A lot has been said about the radiation caused by smartphone and as 5G is being rolled out across the world, concerns about the negative effects of technology are also on the rise.
A study published in the New Zealand Medical Journal notes that any potentially harmful biological effects are more commonly seen in low-quality scientific studies, Cnet reported.
The researchers argue that many of the studies indicating the effect of radio frequency radiation going beyond heating of human tissue are of low quality but get published because they are interesting.
They further argue that these studies lack the consistency in terms of their results and anti-5G sentiment without scientific evidence would do more harm than good.
“Many of the studies showing a potential detrimental health effect are of low quality, but get published because they are interesting,” said Mark Elwood, an epidemiologist at the University of Auckland.

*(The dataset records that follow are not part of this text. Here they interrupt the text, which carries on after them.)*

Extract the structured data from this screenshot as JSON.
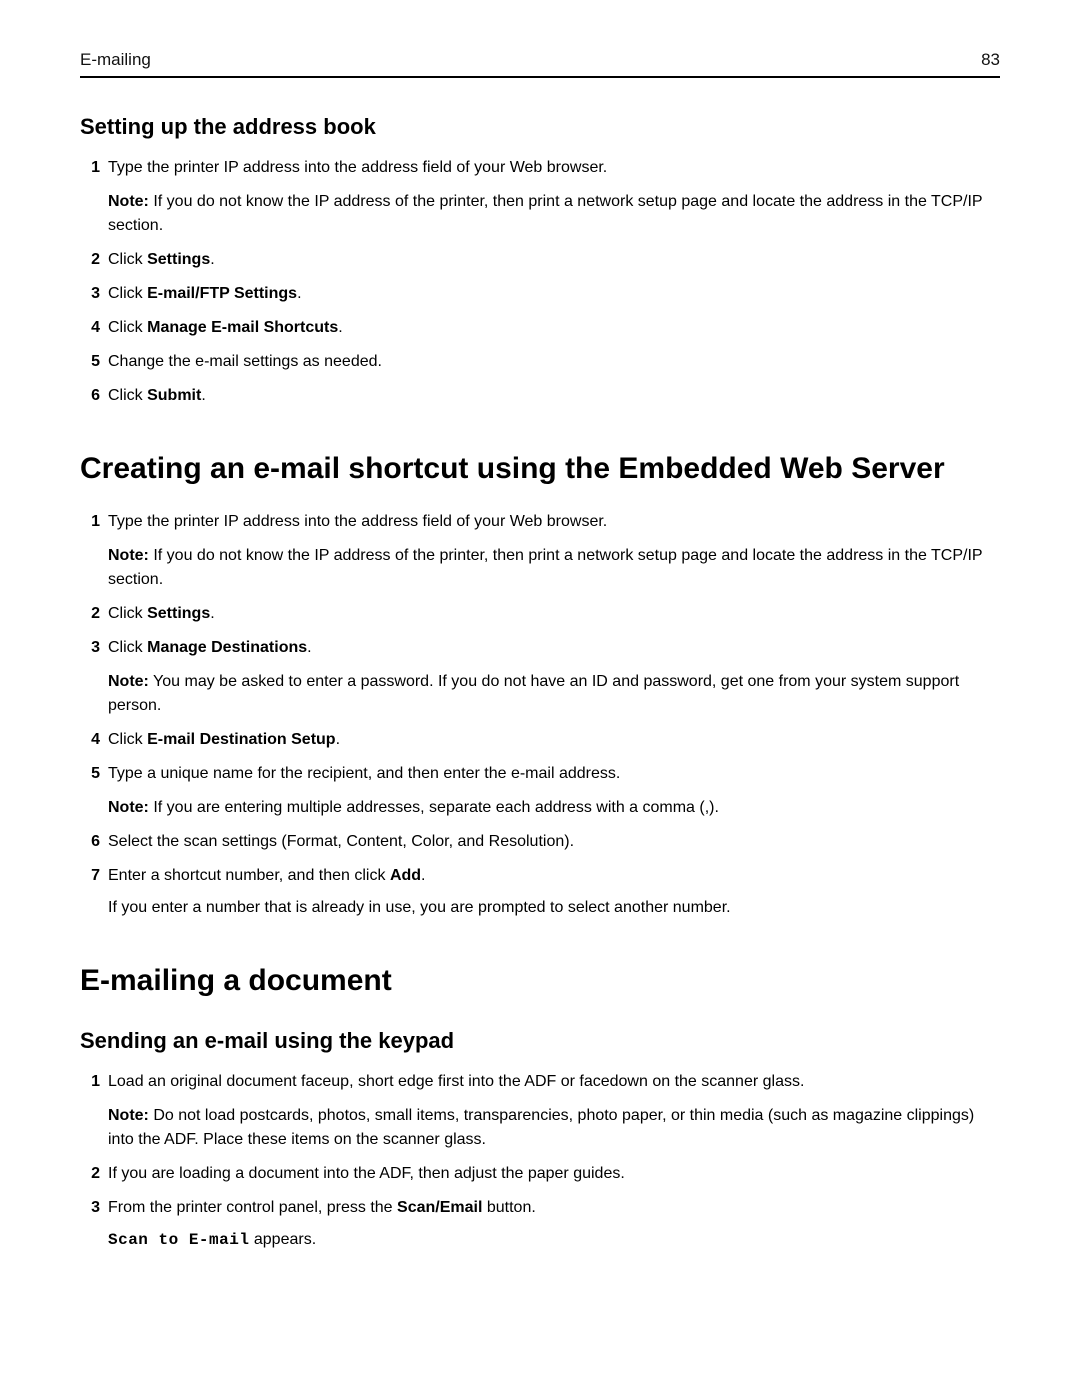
{
  "header": {
    "left": "E-mailing",
    "right": "83"
  },
  "sec1_title": "Setting up the address book",
  "sec1": {
    "s1": "Type the printer IP address into the address field of your Web browser.",
    "s1_note_label": "Note:",
    "s1_note": " If you do not know the IP address of the printer, then print a network setup page and locate the address in the TCP/IP section.",
    "s2_pre": "Click ",
    "s2_b": "Settings",
    "s2_post": ".",
    "s3_pre": "Click ",
    "s3_b": "E-mail/FTP Settings",
    "s3_post": ".",
    "s4_pre": "Click ",
    "s4_b": "Manage E-mail Shortcuts",
    "s4_post": ".",
    "s5": "Change the e-mail settings as needed.",
    "s6_pre": "Click ",
    "s6_b": "Submit",
    "s6_post": "."
  },
  "sec2_title": "Creating an e-mail shortcut using the Embedded Web Server",
  "sec2": {
    "s1": "Type the printer IP address into the address field of your Web browser.",
    "s1_note_label": "Note:",
    "s1_note": " If you do not know the IP address of the printer, then print a network setup page and locate the address in the TCP/IP section.",
    "s2_pre": "Click ",
    "s2_b": "Settings",
    "s2_post": ".",
    "s3_pre": "Click ",
    "s3_b": "Manage Destinations",
    "s3_post": ".",
    "s3_note_label": "Note:",
    "s3_note": " You may be asked to enter a password. If you do not have an ID and password, get one from your system support person.",
    "s4_pre": "Click ",
    "s4_b": "E-mail Destination Setup",
    "s4_post": ".",
    "s5": "Type a unique name for the recipient, and then enter the e-mail address.",
    "s5_note_label": "Note:",
    "s5_note": " If you are entering multiple addresses, separate each address with a comma (,).",
    "s6": "Select the scan settings (Format, Content, Color, and Resolution).",
    "s7_pre": "Enter a shortcut number, and then click ",
    "s7_b": "Add",
    "s7_post": ".",
    "s7_after": "If you enter a number that is already in use, you are prompted to select another number."
  },
  "sec3_title": "E-mailing a document",
  "sec3_sub_title": "Sending an e-mail using the keypad",
  "sec3": {
    "s1": "Load an original document faceup, short edge first into the ADF or facedown on the scanner glass.",
    "s1_note_label": "Note:",
    "s1_note": " Do not load postcards, photos, small items, transparencies, photo paper, or thin media (such as magazine clippings) into the ADF. Place these items on the scanner glass.",
    "s2": "If you are loading a document into the ADF, then adjust the paper guides.",
    "s3_pre": "From the printer control panel, press the ",
    "s3_b": "Scan/Email",
    "s3_post": " button.",
    "s3_mono": "Scan to E-mail",
    "s3_tail": " appears."
  }
}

“The word ‘potential’ is important. Most of the studies investigate some physiological or molecular change which could possibly be related to a health effect, but usually direct evidence of a health detriment is lacking,” Elwood said.
Elwood points to a recent review by researchers at the University of Texas which reviewed over 200 studies and over 2000 tests of RF radiation on mammalian cells, finding only 9 per cent of the highest-quality studies suggest genetic damage may occur, whereas half of the lowest-quality studies showed this.
“This suggests that the positive results in many studies are due to failure to meet basic criteria of quality of conducting studies,” he said.